Nineteenth-century lecturer and educator William G. Allen endured physical violence and barely escaped murder when he proposed marriage to the daughter of a white minister in upstate New York. Their relationship later was the inspiration for a story about interracial love by author Louisa May Alcott, herself an abolition sympathizer.
Born in Virginia in 1820, the son of a free mulatto mother and a Welsh father, Allen was orphaned as a young boy and adopted by a free African American family. His academic talents were noticed by New York philanthropist Gerrit Smith, who sponsored his education at the Oneida Institute, a progressive interracial school in upstate New York. Allen graduated in 1844 and became editor of the National Watchman, a temperance and abolitionist paper for African Americans, and then clerked for the Boston law firm of Ellis Gray Loring. While in Boston, he lectured on African American history and argued for a complete blending of the races.
An appointment in 1850 as Greek Language and belles lettres professor at New York Central College in McGrawville made Allen the second African American on a college faculty. He followed Charles Lewis Reason who joined the Central College faculty in 1849. The appointment also put Allen in the company of the Reverend Samuel J. May (Louisa May Alcott’s uncle) and the Reverend Lyndon King, a white abolitionist whose daughter Mary was a student at the college. Allen and Mary courted privately, and when Allen asked for her hand in marriage, Rev. King initially was supportive while Mary’s stepmother and brothers were not. Public opposition to the relationship grew more vocal, and Rev. King switched his alliances, banishing Allen from the minister’s house. When word got out that Allen and Mary were to visit friends in nearby Phillipsville, an angry mob formed there “with tar, feathers, poles and an empty barrel spiked with shingle nails” intended for Allen. Mary was removed safely, but the crowd went after Allen, hitting him, tearing at his clothing, and yelling obscenities.

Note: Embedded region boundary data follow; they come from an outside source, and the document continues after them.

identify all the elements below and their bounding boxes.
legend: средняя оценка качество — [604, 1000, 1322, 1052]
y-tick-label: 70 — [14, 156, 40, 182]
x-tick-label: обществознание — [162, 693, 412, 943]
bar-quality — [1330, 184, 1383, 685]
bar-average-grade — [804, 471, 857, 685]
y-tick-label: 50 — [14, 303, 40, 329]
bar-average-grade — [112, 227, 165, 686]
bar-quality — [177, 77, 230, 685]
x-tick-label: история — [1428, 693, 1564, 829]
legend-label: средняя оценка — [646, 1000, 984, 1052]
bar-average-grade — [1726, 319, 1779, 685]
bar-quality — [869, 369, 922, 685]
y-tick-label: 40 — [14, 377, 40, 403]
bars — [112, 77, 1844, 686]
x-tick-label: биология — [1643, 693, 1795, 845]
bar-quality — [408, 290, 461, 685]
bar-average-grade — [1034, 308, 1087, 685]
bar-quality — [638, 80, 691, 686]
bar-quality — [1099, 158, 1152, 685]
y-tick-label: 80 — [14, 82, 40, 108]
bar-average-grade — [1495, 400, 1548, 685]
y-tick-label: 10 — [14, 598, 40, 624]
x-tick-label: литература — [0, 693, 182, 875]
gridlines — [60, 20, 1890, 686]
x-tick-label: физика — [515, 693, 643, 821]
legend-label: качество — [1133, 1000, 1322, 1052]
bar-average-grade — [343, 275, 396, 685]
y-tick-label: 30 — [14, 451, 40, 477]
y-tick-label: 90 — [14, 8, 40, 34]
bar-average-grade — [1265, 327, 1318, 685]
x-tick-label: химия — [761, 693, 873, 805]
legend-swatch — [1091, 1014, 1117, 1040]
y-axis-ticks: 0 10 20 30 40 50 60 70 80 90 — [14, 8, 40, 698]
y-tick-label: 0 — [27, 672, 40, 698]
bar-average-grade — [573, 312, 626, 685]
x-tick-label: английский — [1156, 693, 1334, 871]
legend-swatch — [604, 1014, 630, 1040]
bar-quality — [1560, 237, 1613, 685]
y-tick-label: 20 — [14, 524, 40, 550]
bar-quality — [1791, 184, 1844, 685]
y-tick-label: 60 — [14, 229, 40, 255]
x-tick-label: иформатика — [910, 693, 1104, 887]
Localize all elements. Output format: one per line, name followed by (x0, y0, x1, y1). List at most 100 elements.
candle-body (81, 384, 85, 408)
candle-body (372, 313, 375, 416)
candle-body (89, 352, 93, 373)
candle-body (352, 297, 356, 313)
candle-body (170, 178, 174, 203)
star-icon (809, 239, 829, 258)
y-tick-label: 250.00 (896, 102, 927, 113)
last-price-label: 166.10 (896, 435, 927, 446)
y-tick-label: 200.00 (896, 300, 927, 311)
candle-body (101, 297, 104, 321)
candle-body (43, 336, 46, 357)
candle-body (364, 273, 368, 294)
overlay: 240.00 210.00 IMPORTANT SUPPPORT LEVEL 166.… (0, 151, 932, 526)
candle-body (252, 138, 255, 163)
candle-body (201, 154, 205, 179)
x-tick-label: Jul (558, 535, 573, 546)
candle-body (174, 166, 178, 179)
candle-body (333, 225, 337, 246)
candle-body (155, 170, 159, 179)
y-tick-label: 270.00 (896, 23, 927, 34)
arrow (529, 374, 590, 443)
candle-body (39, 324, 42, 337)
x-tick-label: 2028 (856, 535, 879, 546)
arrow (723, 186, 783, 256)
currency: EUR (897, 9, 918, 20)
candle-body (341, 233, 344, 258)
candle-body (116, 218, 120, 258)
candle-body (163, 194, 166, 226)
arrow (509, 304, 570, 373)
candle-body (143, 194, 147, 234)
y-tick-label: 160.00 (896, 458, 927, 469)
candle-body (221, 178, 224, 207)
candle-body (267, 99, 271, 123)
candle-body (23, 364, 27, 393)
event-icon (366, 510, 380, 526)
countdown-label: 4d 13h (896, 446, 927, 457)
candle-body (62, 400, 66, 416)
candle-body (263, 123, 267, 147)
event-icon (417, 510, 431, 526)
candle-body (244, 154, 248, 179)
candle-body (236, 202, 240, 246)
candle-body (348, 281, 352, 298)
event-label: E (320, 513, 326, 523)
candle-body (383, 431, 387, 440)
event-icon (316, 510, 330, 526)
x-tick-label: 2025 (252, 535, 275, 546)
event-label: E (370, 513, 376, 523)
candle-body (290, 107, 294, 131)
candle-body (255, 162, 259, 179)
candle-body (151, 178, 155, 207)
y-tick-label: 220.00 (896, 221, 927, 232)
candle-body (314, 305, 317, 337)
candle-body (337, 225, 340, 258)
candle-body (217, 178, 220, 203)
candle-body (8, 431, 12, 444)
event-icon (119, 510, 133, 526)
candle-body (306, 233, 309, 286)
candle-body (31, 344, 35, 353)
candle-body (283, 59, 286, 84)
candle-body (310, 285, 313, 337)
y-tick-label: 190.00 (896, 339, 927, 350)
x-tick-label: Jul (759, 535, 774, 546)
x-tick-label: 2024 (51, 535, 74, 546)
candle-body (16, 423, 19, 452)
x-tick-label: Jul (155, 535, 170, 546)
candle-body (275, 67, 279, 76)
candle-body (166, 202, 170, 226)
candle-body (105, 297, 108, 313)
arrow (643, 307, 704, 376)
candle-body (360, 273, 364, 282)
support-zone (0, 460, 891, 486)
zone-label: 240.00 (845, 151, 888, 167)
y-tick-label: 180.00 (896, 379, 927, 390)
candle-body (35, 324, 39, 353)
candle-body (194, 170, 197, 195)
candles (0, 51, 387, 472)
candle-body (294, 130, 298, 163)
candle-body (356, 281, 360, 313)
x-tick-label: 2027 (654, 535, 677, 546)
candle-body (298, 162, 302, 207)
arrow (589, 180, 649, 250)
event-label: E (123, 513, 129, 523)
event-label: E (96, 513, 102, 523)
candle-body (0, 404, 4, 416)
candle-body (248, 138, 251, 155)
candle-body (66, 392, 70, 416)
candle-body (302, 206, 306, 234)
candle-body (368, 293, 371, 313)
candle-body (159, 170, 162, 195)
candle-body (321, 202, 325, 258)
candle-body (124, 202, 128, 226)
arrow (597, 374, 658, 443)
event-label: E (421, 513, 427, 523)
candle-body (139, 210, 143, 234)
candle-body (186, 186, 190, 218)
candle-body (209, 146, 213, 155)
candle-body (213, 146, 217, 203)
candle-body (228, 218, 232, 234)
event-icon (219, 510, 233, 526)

Allen escaped and the couple married shortly thereafter. They exiled to England where Allen struggled to find work as a lecturer and writer, authoring The American Prejudice Against Color: An Authentic Narrative, Showing How Easily the Nation Got into An Uproar (1853) and A Personal Narrative (1860), both memoirs of the prejudice he encountered in America. Financial hardship forced the couple and their seven children into a boardinghouse, relying on the charity of friends. The Allens died in obscurity with no record of their final days. Louisa May Alcott immortalized their love story in her fictionalized account, “M.L” (1863).
Richard J. Blackett, “William G. Allen, The Forgotten Professor,” Civil War History, 26, 39-52 (March 1980); Sarah Elbert, The American Prejudice Against Color (Boston: Northeastern University Press, 2002); Jack A. Garraty, American National Biography, Vol. 1 (New York: Oxford Press, 1999); Jack Salzman, Encyclopedia of African-American Culture and History, Volume 1 (New York: Macmillan Library Reference, 1996).